Bharata Natyam - klassischer indischer Tempeltanz

Die Wurzeln des traditionellen südindischen Tanzstils Bharata Natyam haben eine jahrtausende alte Tradition. Der Tanz, der ursprünglich nur in Tempeln und an Königshöfen gepflegt wurde, beschreibt Themen der klassischen vedischen Literatur Indiens. Inhalt und Ziel aller Tänze ist es, die Persönlichkeit Gottes zu preisen und zu verehren. In der vedischen Kultur wurden die Tänzerinnen bereits als junge Mädchen dem Tempel geweiht, wo sie ihre Ausbildung und Unterkunft erhielten. Nach der Pubertät wurden sie in einer feierlichen Zeremonie mit der Tempelgottheit verheiratet. Daher tragen die Tänzerinnen bei Aufführungen auch heute noch den traditionellen Brautschmuck.

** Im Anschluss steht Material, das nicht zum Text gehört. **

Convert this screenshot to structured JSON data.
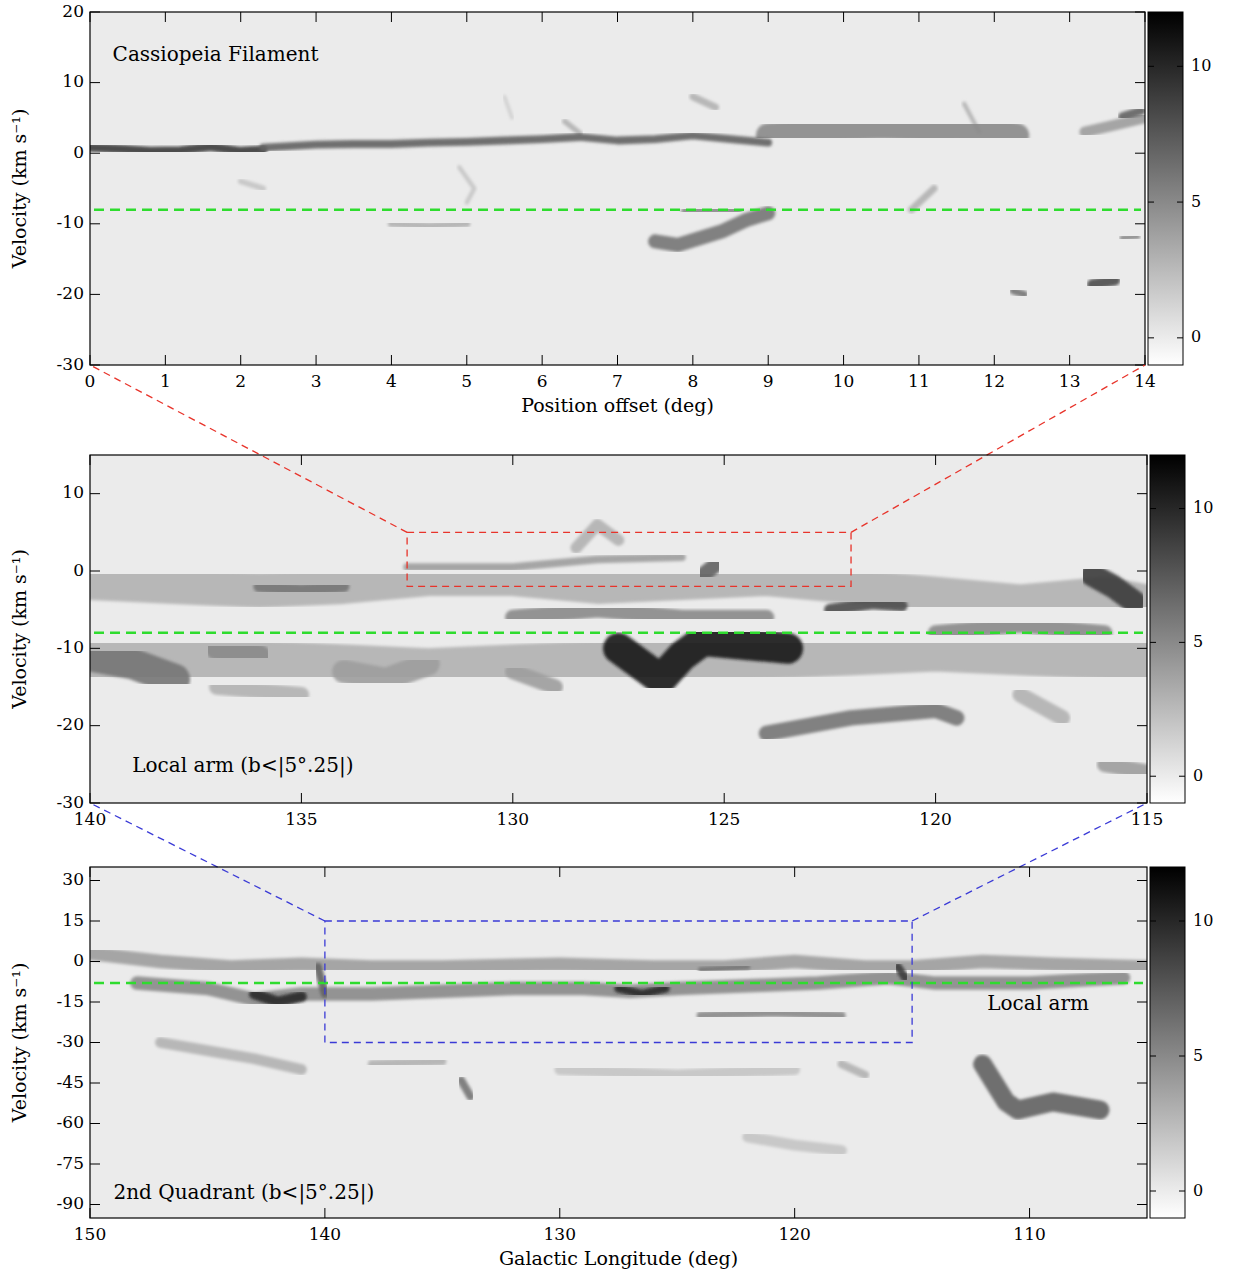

Es gibt zwei Unterteilungen des Bharata Natyam: 1. Abhinaya, die erzählerische Tanzform, und 2. Nrtta, der abstrakte, rhythmische Tanz. Jede Tanzaufführung beginnt mit einer Begrüßung. Dabei bringt die Tänzerin der Persönlichkeit Gottes, ihrem Lehrer oder ihrer Lehrerin sowie dem Publikum ihre Ehrerbietungen dar. Die folgenden Tänze erzählen meist Geschichten aus der vedischen Literatur, welche die Taten Gottes, Seiner Geweihten oder anderer großer Persönlichkeiten darstellen.

Die Aufgabe der Tänzerin besteht darin, die im Text und in der Musik ausgedrückten Emotionen in einer solchen Weise darzustellen, daß der Zuschauer beim Betrachten des Tanzes in die entsprechende Stimmung versetzt wird. Wichtig sind dabei die zahlreichen Hand- und Fußstellungen (Mudras), die alle eine ganz bestimmte Bedeutung haben. Vor allem in den Augen der Tänzerin sollen die zahlreichen feinen Gemütsstimmungen zum Ausdruck gebracht werden.

Der traditionelle Seidensari, der heute oft zu einem fertigen Tanzkostüm genäht wird, der prächtige Brautschmuck, die Blumen, die klingenden Fußglöckchen sowie die kunstvolle Bemalung der Hände und Füße bereichern das äußere Erscheinungsbild der Tänzerin.

Während der Jahrhunderte der britischen Kolonialmacht drohte die traditionelle indische Tanzkunst auszusterben. Es ist einzig einigen wenigen Tempelpriestern und Tanzmeistern zu verdanken, daß diese Kunst in unserem Jahrhundert wiederbelebt werden konnte. In den 30er-Jahren erlebte auch der Bharata Natyam-Stil seine Renaissance, der heute nicht nur in Indien, sondern auch weltweit seine Bewunderer gefunden hat.